Similar to the larger assessment, the percentage of patients with ≥1 likely cardiovascular AE, in narrow terms only, in the cardiovascular disease risk subgroup was 4.1% for placebo, compared to 1.6% and 3.2% for the galcanezumab 120-mg and 240-mg groups, respectively.
“In the overall safety population, the lack of dose increases in cardiovascular medications or initiation of new cardiovascular medication provides additional evidence that galcanezumab did not have a negative impact on cardiovascular function,” Rosen and colleagues wrote. “While the frequency of cardiovascular medication increases was higher in the CV disease risk subgroup ‘yes,’ compared to the ‘no’ subgroup, the frequency was similar between galcanezumab and placebo within each subgroup.”
Ultimately, serious AEs which were cardiovascular-related occurred in the 3 patients in the galcanezumab 240 mg group—an acute myocardial infarction, a pulmonary embolism, and a transient ischemic attack—and 3 in the placebo group—a pulmonary embolism, deep vein thrombosis, and a myocardial infarction—though none were considered treatment-related.
Discontinuations occurred rarely, with only 4 placebo patients and 1 treated with the study drug doing so due to a cardiovascular-related AE.
Least squares mean and categorical changes from baseline in blood pressure (BP), pulse, and QT interval corrected using Fridericia's correction were similar across treatment groups. The mean change difference in diastolic BP was statistically significant between the placebo group and the galcanezumab 240-mg group (−0.8 mm Hg; P = .018), though the magnitude of change was small, at <1 mm Hg, and Rosen and colleagues reported a greater mean decrease in galcanezumab compared to placebo.

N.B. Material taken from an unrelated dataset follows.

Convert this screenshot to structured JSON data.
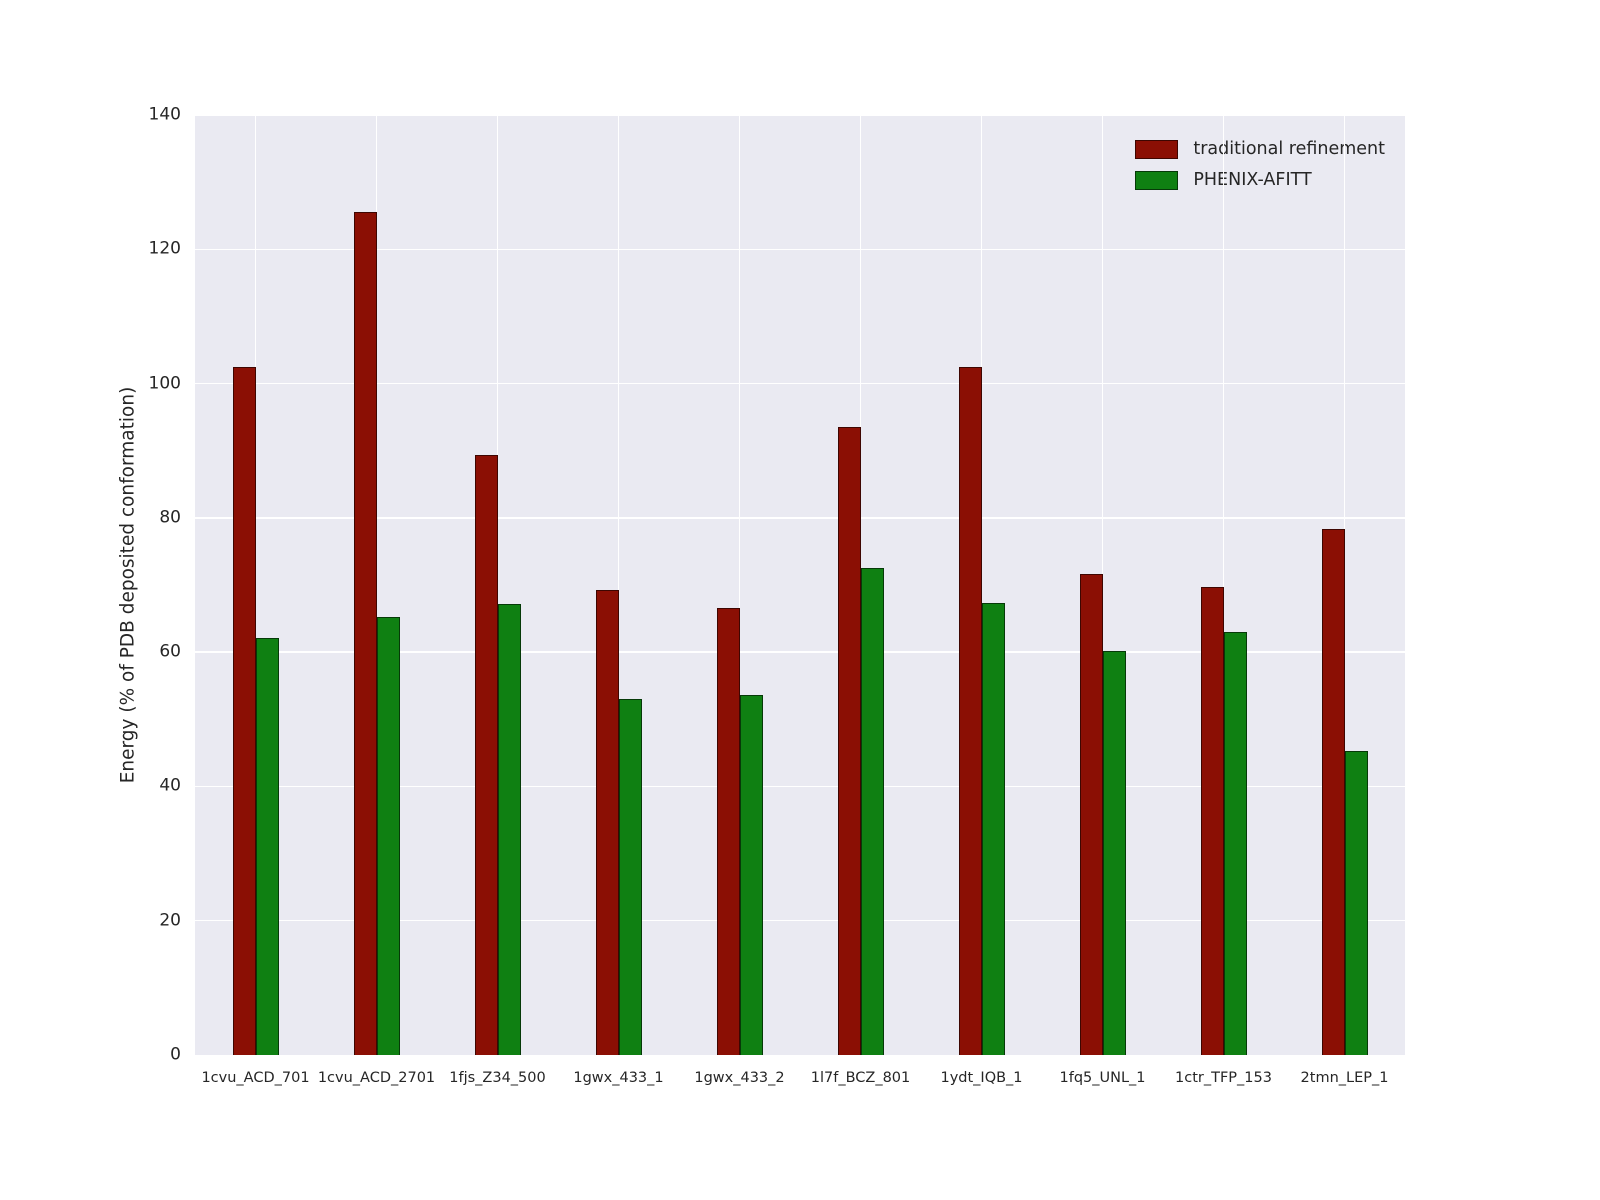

“In conclusion, the data from this integrated analysis do not suggest that galcanezumab treatment in patients with migraine resulted in hemodynamic changes consistent with vasoconstriction or an increase in cardiovascular adverse events, including those related to ischemia up to 6 months of treatment,” Rosen and co. concluded. “Longer-term studies in larger numbers of patients are needed to fully assess cardiovascular safety, particularly for rare events.”
Oakes TM, Kovacs R, Rosen N, et al. Evaluation of Cardiovascular Outcomes in Adult Patients With Episodic or Chronic Migraine Treated With Galcanezumab: Data From Three Phase 3, Randomized, Double‐Blind, Placebo‐Controlled EVOLVE‐1, EVOLVE‐2, and REGAIN Studies. Headache. Published online November 13, 2019. doi: 10.1111/head.13684.